Managing Amazon and other digital retail marketplace advertising campaigns isn’t a set-it-and-forget-it endeavor. As more retailers are seeing success across retail digital marketplaces such as Instacart and Target, an advertising recommendation engine is becoming a non-negotiable tool to help optimization practitioners prioritize strategic and tactical changes to accomplish their goals.
Advertising is Expensive, Automations Help Spend Your Money Smarter
Let’s first look at where we are at right now with Amazon ads buying. Think of this as the first inning of a baseball game in the overall retail-media optimization game. We see a few converging factors all happening right now that lead to retail-media advertising practitioners needing to accomplish significantly more optimization to hit their stated marketing campaign goals. These industry changes include: rising cost-per-click (CPC) bid costs, rising inventory costs, rising shipping costs, and increased competition of bidding on the same keywords.
This evolution of rising media costs in a new biddable media marketplace channel, and the need for additional optimization as a result, isn’t a new phenomenon. Other historic or “traditional” biddable media channels, such as search engine marketing (SEM), social, and programmatic demand side platform (DSP) buying, all saw media costs rise from their early days. These other digital media channels still today entail a plethora of human practitioner optimization needs. So why would Amazon ads optimization needs be any different?
Drive Your Campaign Train with a Well-Oiled Recommendation Engine
An adtech optimization recommendation engine gives an Amazon or retail advertising marketing practitioner the ability to quickly understand the various ways to make changes to campaigns to most significantly impact the goals.
Ideally, a recommendation engine prioritizes the campaign or Amazon Standard Identification Number (ASIN) recommendations based on specific goals or objectives, such as market share, return on advertising spend (ROAS), or advertising cost of sales (ACOS). Additionally, the recommendation engine can automate, via artificial intelligence or machine learning, certain repeatable tasks across ASINs and multiple marketing campaigns, while also giving the Amazon practitioner a list of detailed advertising and non-advertising recommendations. This enables the practitioner to quickly make campaign changes in real-time. The practitioner needs to be agile when pulling levers manually for many different reasons, such as changes due to seasonality, running deal events, or assortment adjustments of ads.
The recommendation engine should help the practitioner prioritize which actions to take and forecast the potential impact of the optimization changes. It’s not realistic to think the campaign practitioner can act on every single possible optimization. Therefore, the recommendation engine needs to learn over time to prioritize the recommendations based on the goal of the campaign and what will have the biggest impact on moving the needle on ACOS, ROAS, market-share goals, etc.
Fuel the Recommendation Engine with Data
A “retail-aware” ad optimization recommendation engine must be based on advertising data as well as non-advertising factors, such as inventory levels, pricing, competitor proximity, and reviews—all of which influence campaign performance in dramatic ways.
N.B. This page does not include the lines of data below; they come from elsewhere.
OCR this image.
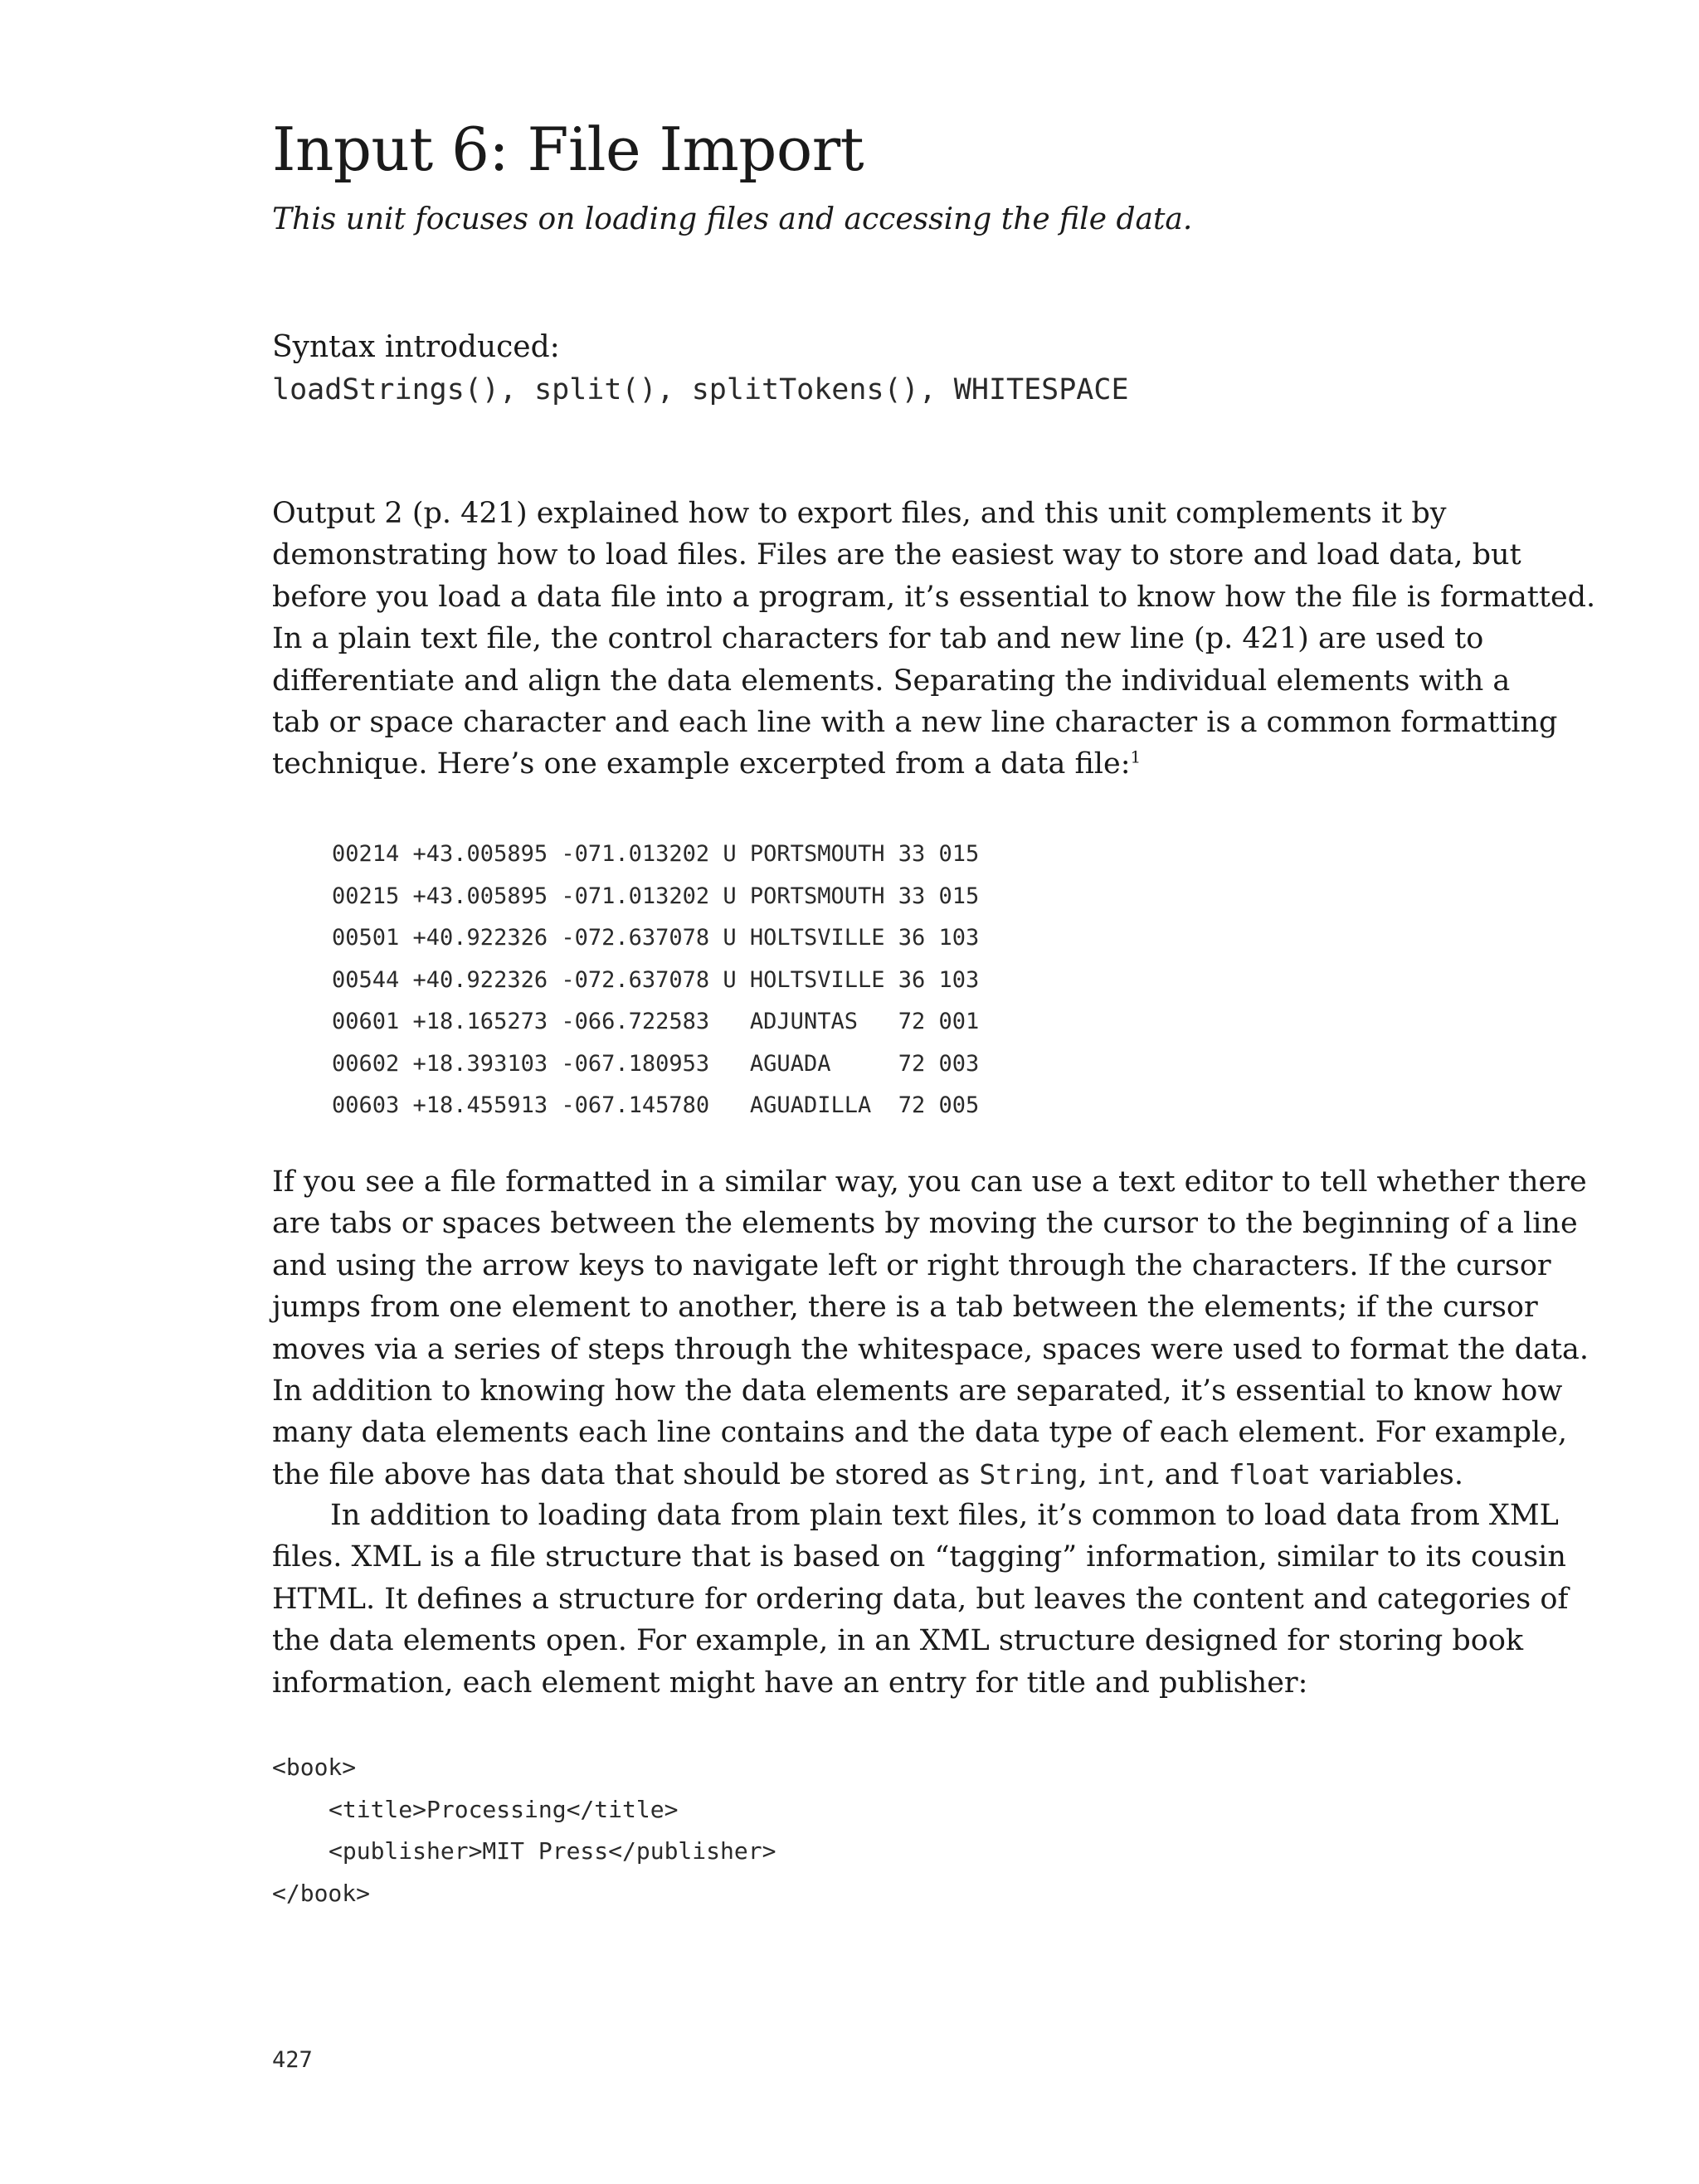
Input 6: File Import

This unit focuses on loading files and accessing the file data.

Syntax introduced:

loadStrings(), split(), splitTokens(), WHITESPACE

Output 2 (p. 421) explained how to export files, and this unit complements it by
demonstrating how to load files. Files are the easiest way to store and load data, but
before you load a data file into a program, it’s essential to know how the file is formatted.
In a plain text file, the control characters for tab and new line (p. 421) are used to
differentiate and align the data elements. Separating the individual elements with a
tab or space character and each line with a new line character is a common formatting
technique. Here’s one example excerpted from a data file:$^1$

00214 +43.005895 -071.013202 U PORTSMOUTH 33 015
00215 +43.005895 -071.013202 U PORTSMOUTH 33 015
00501 +40.922326 -072.637078 U HOLTSVILLE 36 103
00544 +40.922326 -072.637078 U HOLTSVILLE 36 103
00601 +18.165273 -066.722583   ADJUNTAS   72 001
00602 +18.393103 -067.180953   AGUADA     72 003
00603 +18.455913 -067.145780   AGUADILLA  72 005

If you see a file formatted in a similar way, you can use a text editor to tell whether there
are tabs or spaces between the elements by moving the cursor to the beginning of a line
and using the arrow keys to navigate left or right through the characters. If the cursor
jumps from one element to another, there is a tab between the elements; if the cursor
moves via a series of steps through the whitespace, spaces were used to format the data.
In addition to knowing how the data elements are separated, it’s essential to know how
many data elements each line contains and the data type of each element. For example,
the file above has data that should be stored as String, int, and float variables.

In addition to loading data from plain text files, it’s common to load data from XML
files. XML is a file structure that is based on “tagging” information, similar to its cousin
HTML. It defines a structure for ordering data, but leaves the content and categories of
the data elements open. For example, in an XML structure designed for storing book
information, each element might have an entry for title and publisher:

<book>
<title>Processing</title>
<publisher>MIT Press</publisher>
</book>

427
For example, enabling ads for products based on inventory levels, or connecting ads and inventory, is an important media optimization tactic.
One way practitioners can combat increased marketing campaign costs and competition within Amazon advertising is to diversify digital retail media spending across other marketplaces. A recommendation engine needs to incorporate Amazon as well as the emerging marketplaces of Walmart, Instacart, CitrusAd, Criteo, and others, so advertisers can move money across marketplaces in response to where consumers shop.
However, Amazon is still the 500-pound gorilla where consumers live and buy. The Amazon advertising business is 15X the size of Walmart—its nearest retail marketplaces competitor. Both companies recently published and broke out advertising revenue numbers separately for the first time, with Walmart clearing $2.1 billion worldwide and Amazon reporting $31 billion in 2021.
No, Robots Can’t do This For You (Yet)
We are a long way away from humans “leaving the building,” and AI running campaigns with the push of a button. The concept of AI/machine learning doing all the campaign optimization, with little to no human intervention, is just not happening anytime soon. Brand and agency retail optimization practitioners know this all too well. Today, a brand either employs internal digital-media staff, or hires one of thousands of digital agencies that exist across programmatic or biddable media worlds—who employ humans tasked with optimizing spend within a given media channel or across channels.
That isn’t to say you can’t and shouldn’t use AI/machine learning technology to automate optimization and marketing campaign processes wherever possible, but push-button software solutions in the adtech space are fantasy, for now.
I firmly believe meticulous Amazon campaign optimization strategies and tactics will be needed as 2022 continues—and a lot more sources of data for targeting, too, but that’s an entirely different article.